On this album, there are two completely unknown and never heard before originals. Untitled Original 11383 and Untitled Original 11386, both played on soprano sax. 11383 features an arco bass solo by Jimmy Garrison, a relative rarity, and 11386 marks a significant structural change for the quartet, in that they keep returning to the theme between solos, not typical in the quartet’s repertoire.
In addition to the two unheard originals, One Up One Down released previously only on a bootleg recording from Birdland Records, is heard here as a studio recording for the first and only time. It contains a fascinating exchange between the drummer Elvin Jones and Coltrane.
This studio session also yielded Coltrane’s first recording of Nature Boy, which he would record again in 1965 and the two versions differ greatly. Intriguingly, Coltrane approaches this version as a trio with McCoy Tyner laying out. In fact, McCoy Tyner lays out a number of times during this recording session. This version is tight, solo-less and clocking in at just over three minutes. The other non-original composition on the album is Vilia from Franz Lehár’s operetta The Merry Widow, popularised by clarinetist Artie Shaw’s big band in 1939.He approaches this composition with a light hearted affect, first on tenor and then more convincingly on the soprano.
The soprano version on the Deluxe Edition is the only track from this session to have been previously released. Impressions, one of Coltrane’s most famous and oft-recorded compositions, is played here by the piano-less trio. It’s one of the more interesting aspects of this session and reflects the harmonic possibilities that Coltrane was known to be discussing regularly with Ornette Coleman around this time.
It’s interesting to note that Coltrane only attempted this tune in the studio a few times and these rediscovered four takes, by all indications , are the last time he ever recorded the tune. As night fell that Wednesday night in 1963 the session ended and Van Gelder placed the master tapes into their boxes and shelved them in his studio with other Impulse sessions. Coltrane packed his horn and left for Birdland with the rest of the quartet.
What happened to these recordings after that point is partly conjecture based on the habits of Coltrane and his label. We do know that they were never mixed or mastered into an album and there was no paperwork reflecting a plan to release the music.
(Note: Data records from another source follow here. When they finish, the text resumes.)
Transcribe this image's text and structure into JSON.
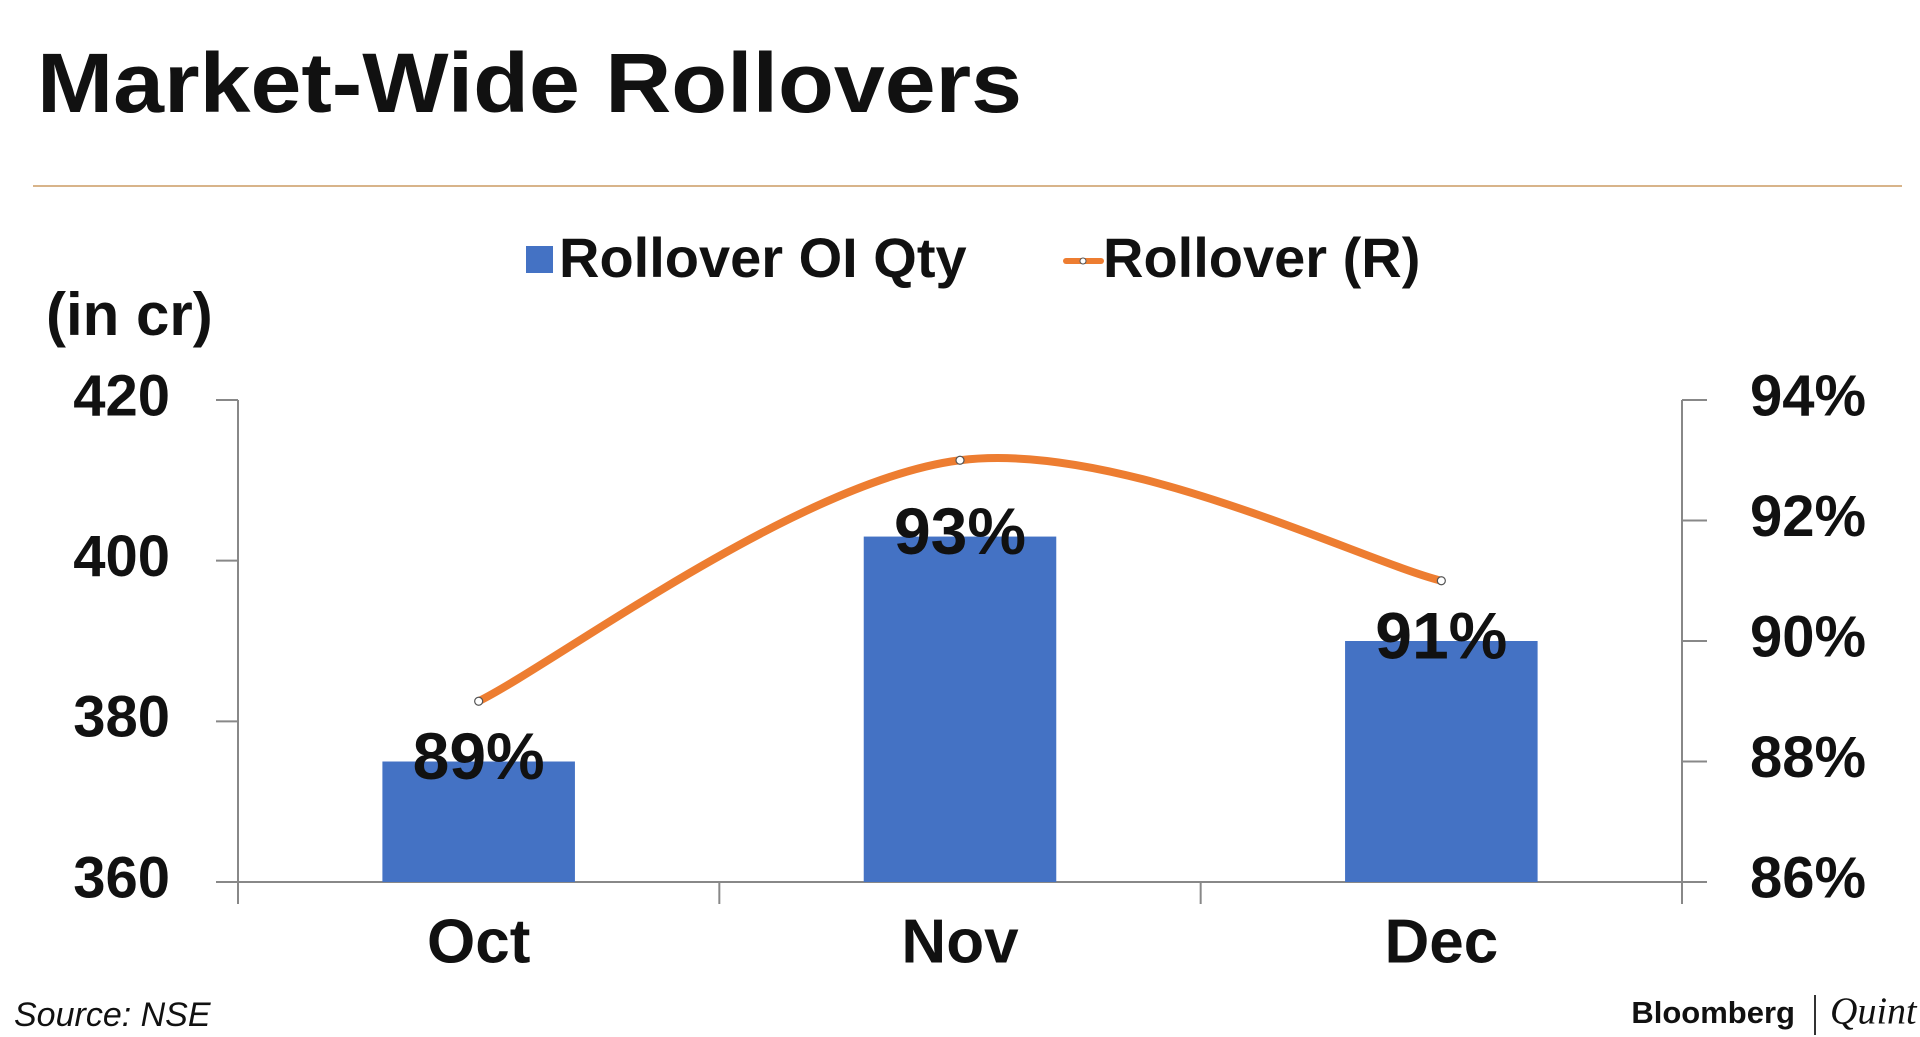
{
  "title": "Market-Wide Rollovers",
  "chart_data": {
    "type": "bar-line",
    "y_label": "(in cr)",
    "categories": [
      "Oct",
      "Nov",
      "Dec"
    ],
    "series": [
      {
        "name": "Rollover OI Qty",
        "type": "bar",
        "color": "#4472c4",
        "values": [
          375,
          403,
          390
        ]
      },
      {
        "name": "Rollover (R)",
        "type": "line",
        "axis": "y2",
        "color": "#ed7d31",
        "values": [
          89,
          93,
          91
        ],
        "value_labels": [
          "89%",
          "93%",
          "91%"
        ]
      }
    ],
    "ylim": [
      360,
      420
    ],
    "yticks": [
      360,
      380,
      400,
      420
    ],
    "y2lim": [
      86,
      94
    ],
    "y2ticks": [
      {
        "value": 86,
        "label": "86%"
      },
      {
        "value": 88,
        "label": "88%"
      },
      {
        "value": 90,
        "label": "90%"
      },
      {
        "value": 92,
        "label": "92%"
      },
      {
        "value": 94,
        "label": "94%"
      }
    ],
    "legend": "top"
  },
  "footer": {
    "source": "Source: NSE",
    "brand": "Bloomberg",
    "brand_sub": "Quint"
  }
}
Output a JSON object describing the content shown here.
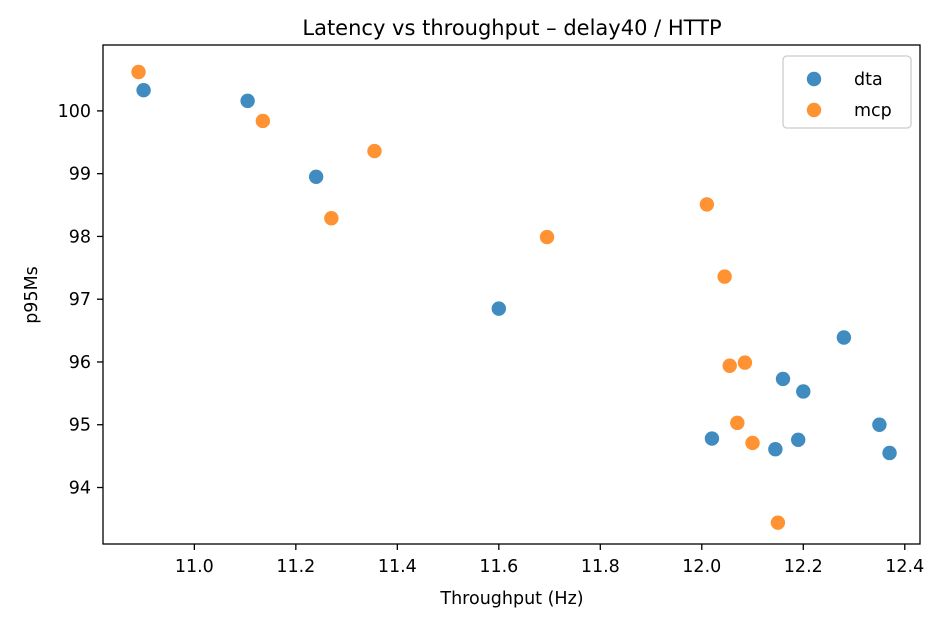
{
  "chart_data": {
    "type": "scatter",
    "title": "Latency vs throughput – delay40 / HTTP",
    "xlabel": "Throughput (Hz)",
    "ylabel": "p95Ms",
    "xlim": [
      10.82,
      12.43
    ],
    "ylim": [
      93.1,
      101.05
    ],
    "xticks": [
      11.0,
      11.2,
      11.4,
      11.6,
      11.8,
      12.0,
      12.2,
      12.4
    ],
    "xtick_labels": [
      "11.0",
      "11.2",
      "11.4",
      "11.6",
      "11.8",
      "12.0",
      "12.2",
      "12.4"
    ],
    "yticks": [
      94,
      95,
      96,
      97,
      98,
      99,
      100
    ],
    "ytick_labels": [
      "94",
      "95",
      "96",
      "97",
      "98",
      "99",
      "100"
    ],
    "grid": false,
    "legend_position": "top-right",
    "series": [
      {
        "name": "dta",
        "color": "#1f77b4",
        "points": [
          {
            "x": 10.9,
            "y": 100.33
          },
          {
            "x": 11.105,
            "y": 100.16
          },
          {
            "x": 11.24,
            "y": 98.95
          },
          {
            "x": 11.6,
            "y": 96.85
          },
          {
            "x": 12.02,
            "y": 94.78
          },
          {
            "x": 12.145,
            "y": 94.61
          },
          {
            "x": 12.16,
            "y": 95.73
          },
          {
            "x": 12.19,
            "y": 94.76
          },
          {
            "x": 12.2,
            "y": 95.53
          },
          {
            "x": 12.28,
            "y": 96.39
          },
          {
            "x": 12.35,
            "y": 95.0
          },
          {
            "x": 12.37,
            "y": 94.55
          }
        ]
      },
      {
        "name": "mcp",
        "color": "#ff7f0e",
        "points": [
          {
            "x": 10.89,
            "y": 100.62
          },
          {
            "x": 11.135,
            "y": 99.84
          },
          {
            "x": 11.27,
            "y": 98.29
          },
          {
            "x": 11.355,
            "y": 99.36
          },
          {
            "x": 11.695,
            "y": 97.99
          },
          {
            "x": 12.01,
            "y": 98.51
          },
          {
            "x": 12.045,
            "y": 97.36
          },
          {
            "x": 12.055,
            "y": 95.94
          },
          {
            "x": 12.07,
            "y": 95.03
          },
          {
            "x": 12.085,
            "y": 95.99
          },
          {
            "x": 12.1,
            "y": 94.71
          },
          {
            "x": 12.15,
            "y": 93.44
          }
        ]
      }
    ]
  }
}
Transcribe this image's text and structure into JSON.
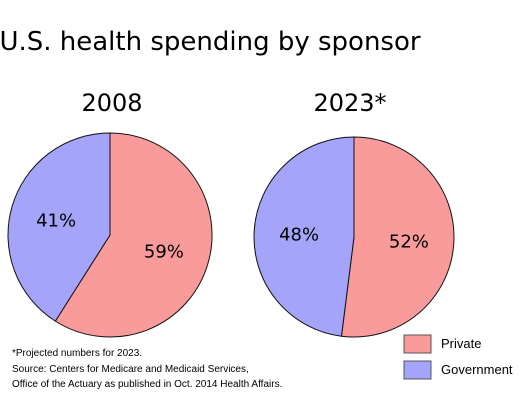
{
  "chart_data": [
    {
      "type": "pie",
      "title": "2008",
      "categories": [
        "Private",
        "Government"
      ],
      "values": [
        59,
        41
      ],
      "labels": [
        "59%",
        "41%"
      ],
      "colors": [
        "#fa9b9b",
        "#a4a4fb"
      ]
    },
    {
      "type": "pie",
      "title": "2023*",
      "categories": [
        "Private",
        "Government"
      ],
      "values": [
        52,
        48
      ],
      "labels": [
        "52%",
        "48%"
      ],
      "colors": [
        "#fa9b9b",
        "#a4a4fb"
      ]
    }
  ],
  "figure": {
    "title": "U.S. health spending by sponsor",
    "legend_position": "bottom-right",
    "legend": [
      {
        "label": "Private",
        "color": "#fa9b9b"
      },
      {
        "label": "Government",
        "color": "#a4a4fb"
      }
    ],
    "notes": [
      "*Projected numbers for 2023.",
      "Source: Centers for Medicare and Medicaid Services,",
      "Office of the Actuary as published in Oct. 2014 Health Affairs."
    ]
  }
}
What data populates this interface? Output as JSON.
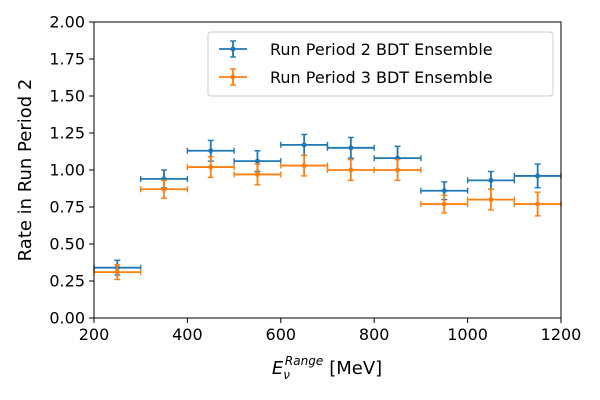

Someone or something had held it back. In multiple interviews Van Gelder has maintained that after Coltranes death in July 1967 any and all master tapes in his possession were retrieved by Impulse ending up in a storage facility.
In the early ‘70s, as part of a general cost cutting effort, reel after reel of precious music was discarded to reduce storage fees. If the music had never been released out went the tape. These tapes survived due to another privilege that Coltrane enjoyed at Impulse.
After each session he received seven inch tape reels to take home and review. Some he shared with Naima his wife and it’s these mono audition reels, in pretty good shape for plastic and oxide ribbon more than fifty-five years old, that have delivered to jazz fans historical music that would have been lost forever.
Both Directions at Once: The Lost Album is a major addition to the Coltrane catalogue and the most important jazz discovery in recent years.
John Coltrane (saxophone), McCoy Tyner (piano), Jimmy Garrison (bass), Elvin Jones (drums)
Great review – thanks for the extra colour on this outstanding “new” music.
BTW – do you know how to decode the unnamed track numbering system?